No need to return 0 in this style—you only care about direction, not equality.
Find the minimum eating speed that allows Koko to finish all bananas within
hhours.
int minSpeed(List<Integer> piles, int h) {
return BinarySearch.forInts(Range.closed(1, max(piles)))
// if Koko can finish, eat slower, else eat faster
.insertionPointFor((lo, speed, hi) -> canFinish(piles, speed, h) ? -1 : 1)
// floor() is the max speed that can't finish; ceiling() is the min that can
.ceiling();
}
boolean canFinish(List<Integer> piles, int speed, int h) {
int time = 0;
for (int pile : piles) {
time += (pile + speed - 1) / speed;
}
return time <= h;
}Compute
floor(sqrt(x))without using built-in functions.
int mySqrt(int x) {
return BinarySearch.forInts(Range.closed(0, x))
// if square is larger, try smaller sqrt
.insertionPointFor((lo, mid, hi) -> Long.compare(x, (long) mid * mid))
// floor() is the max whose square <= x
.floor();
}This returns the largest r such that r² <= x.
Split
nums[]intokparts, minimizing the largest sum among parts.
int splitArray(int[] nums, int k) {
int total = Arrays.stream(nums).sum();
int max = Arrays.stream(nums).max().getAsInt();
return BinarySearch.forInts(Range.closed(max, total))
// if canSplit, try smaller sum, else try larger sum
.insertionPointFor((lo, maxSum, hi) -> canSplit(nums, maxSum, k) ? -1 : 1)
// floor is the largest that can't split, ceiling is the min that can
.ceiling();
}
boolean canSplit(int[] nums, int maxSum, int k) {
int count = 1, sum = 0;
for (int num : nums) {
if (sum + num > maxSum) {
count++;
sum = 0;
}
sum += num;
}
return count <= k;
}We use .ceiling() to find the smallest feasible maximum subarray sum.
Each BinarySearch.Table variant should match the nature of the problem:
| Problem | Domain Type | Comparison Strategy | Return | Reason |
|---|---|---|---|---|
| Koko Eating Bananas | forInts |
canFinish(speed) ? -1 : 1 |
.ceiling() |
smallest speed that canFinish() |
| Integer Square Root | forInts |
Long.compare(x, (long) mid * mid) |
.floor() |
largest number n where n*n <= x |
| Split Array Largest Sum | forInts |
canSplit(maxSum) ? -1 : 1 |
.ceiling() |
smallest sum that canSplit() |
-
forInts()when the domain is naturally integer-bounded.
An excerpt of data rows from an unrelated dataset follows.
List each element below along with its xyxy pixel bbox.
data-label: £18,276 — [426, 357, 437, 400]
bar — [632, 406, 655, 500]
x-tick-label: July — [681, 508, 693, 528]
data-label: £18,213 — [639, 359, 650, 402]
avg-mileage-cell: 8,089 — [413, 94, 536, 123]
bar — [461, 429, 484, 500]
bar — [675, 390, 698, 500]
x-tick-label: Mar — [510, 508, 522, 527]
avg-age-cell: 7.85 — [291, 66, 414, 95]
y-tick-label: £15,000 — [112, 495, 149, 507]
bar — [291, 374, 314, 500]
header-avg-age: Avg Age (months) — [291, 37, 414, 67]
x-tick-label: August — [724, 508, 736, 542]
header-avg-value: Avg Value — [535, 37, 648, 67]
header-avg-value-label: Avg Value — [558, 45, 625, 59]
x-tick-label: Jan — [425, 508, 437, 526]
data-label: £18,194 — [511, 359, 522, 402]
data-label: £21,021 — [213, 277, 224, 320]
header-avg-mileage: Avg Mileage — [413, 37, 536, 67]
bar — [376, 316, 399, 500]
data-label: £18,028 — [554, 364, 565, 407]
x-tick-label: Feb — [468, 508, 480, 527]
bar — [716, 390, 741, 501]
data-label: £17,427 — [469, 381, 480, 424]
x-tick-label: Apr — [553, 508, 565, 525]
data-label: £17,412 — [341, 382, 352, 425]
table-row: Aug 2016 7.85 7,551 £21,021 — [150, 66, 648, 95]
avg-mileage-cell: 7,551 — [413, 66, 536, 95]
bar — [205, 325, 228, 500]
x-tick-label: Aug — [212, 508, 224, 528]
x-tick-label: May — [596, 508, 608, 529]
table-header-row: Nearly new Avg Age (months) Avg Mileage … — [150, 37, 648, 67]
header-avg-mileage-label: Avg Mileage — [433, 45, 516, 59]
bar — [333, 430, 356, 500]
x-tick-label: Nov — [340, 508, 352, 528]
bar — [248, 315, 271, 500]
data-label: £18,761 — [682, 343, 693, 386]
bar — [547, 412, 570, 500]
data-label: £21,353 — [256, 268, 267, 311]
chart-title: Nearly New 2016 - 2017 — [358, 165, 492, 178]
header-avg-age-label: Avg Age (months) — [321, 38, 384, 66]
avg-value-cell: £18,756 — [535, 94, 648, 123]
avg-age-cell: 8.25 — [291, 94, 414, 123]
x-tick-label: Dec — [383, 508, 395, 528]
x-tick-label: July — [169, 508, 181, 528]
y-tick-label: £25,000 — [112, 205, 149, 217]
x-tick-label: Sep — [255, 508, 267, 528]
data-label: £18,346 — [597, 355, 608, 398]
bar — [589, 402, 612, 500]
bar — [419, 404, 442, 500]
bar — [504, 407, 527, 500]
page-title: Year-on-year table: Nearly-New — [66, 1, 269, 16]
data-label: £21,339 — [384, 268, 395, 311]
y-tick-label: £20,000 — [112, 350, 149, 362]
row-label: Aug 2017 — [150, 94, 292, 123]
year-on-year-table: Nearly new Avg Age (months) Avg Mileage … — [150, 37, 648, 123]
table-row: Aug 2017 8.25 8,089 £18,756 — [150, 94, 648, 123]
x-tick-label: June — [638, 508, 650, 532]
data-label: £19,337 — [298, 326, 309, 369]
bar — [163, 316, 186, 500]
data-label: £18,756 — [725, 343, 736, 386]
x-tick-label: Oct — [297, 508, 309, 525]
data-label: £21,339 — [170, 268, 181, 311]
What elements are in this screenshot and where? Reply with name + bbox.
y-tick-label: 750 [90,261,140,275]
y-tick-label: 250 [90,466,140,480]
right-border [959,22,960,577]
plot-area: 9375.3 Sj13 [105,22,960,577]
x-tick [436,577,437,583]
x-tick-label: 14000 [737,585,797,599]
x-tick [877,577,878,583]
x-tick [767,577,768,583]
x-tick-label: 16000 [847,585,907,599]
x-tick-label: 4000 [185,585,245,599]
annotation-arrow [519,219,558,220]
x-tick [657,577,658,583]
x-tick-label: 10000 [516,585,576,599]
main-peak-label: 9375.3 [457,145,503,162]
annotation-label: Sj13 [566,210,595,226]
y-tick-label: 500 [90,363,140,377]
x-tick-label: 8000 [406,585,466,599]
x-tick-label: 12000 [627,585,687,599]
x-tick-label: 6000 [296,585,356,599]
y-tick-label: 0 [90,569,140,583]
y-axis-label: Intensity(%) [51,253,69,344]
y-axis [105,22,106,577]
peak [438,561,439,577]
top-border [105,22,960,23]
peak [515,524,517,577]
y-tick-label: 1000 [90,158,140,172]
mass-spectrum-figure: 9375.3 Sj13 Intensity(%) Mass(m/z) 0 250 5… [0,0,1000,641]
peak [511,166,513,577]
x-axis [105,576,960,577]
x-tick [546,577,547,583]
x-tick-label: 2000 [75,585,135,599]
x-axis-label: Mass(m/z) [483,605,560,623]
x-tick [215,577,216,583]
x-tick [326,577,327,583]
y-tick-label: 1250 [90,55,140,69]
There are alsoforLongs()andforDoubles(). -
forDoubles()can be used to search the entire double value space. IEEE 754 guarantees convergence within 64 iterations without needing an epsilon. - For more LeetCode binary search solutions, see
LeetCodeTest.
Obviously you can't directly use it on leetcode (there's no Maven to pull in third-party libs). But you could still use it locally as a prototyping tool.
Explore your binary search idea quickly, nail the logic first, then convert to a manual loop. It also helps you think in isolation.
Mastering the thinking model of binary search is absolutely worthwhile. The ability to structure a search around monotonicity and directional reasoning is a form of higher-order abstraction that's fun and useful.
But you shouldn't have to spend your time wrestling with
off-by-one bugs, loop bounds, or whether to do high = mid or low = mid + 1.
Those are tedious, error prone and anything but fun (or useful in reality).
They drag you down into the mud of mind-numbing, imperative twiddling.
The BinarySearch class aims to get those details done once and for all, so you can focus on the fun and valuable part of binary search.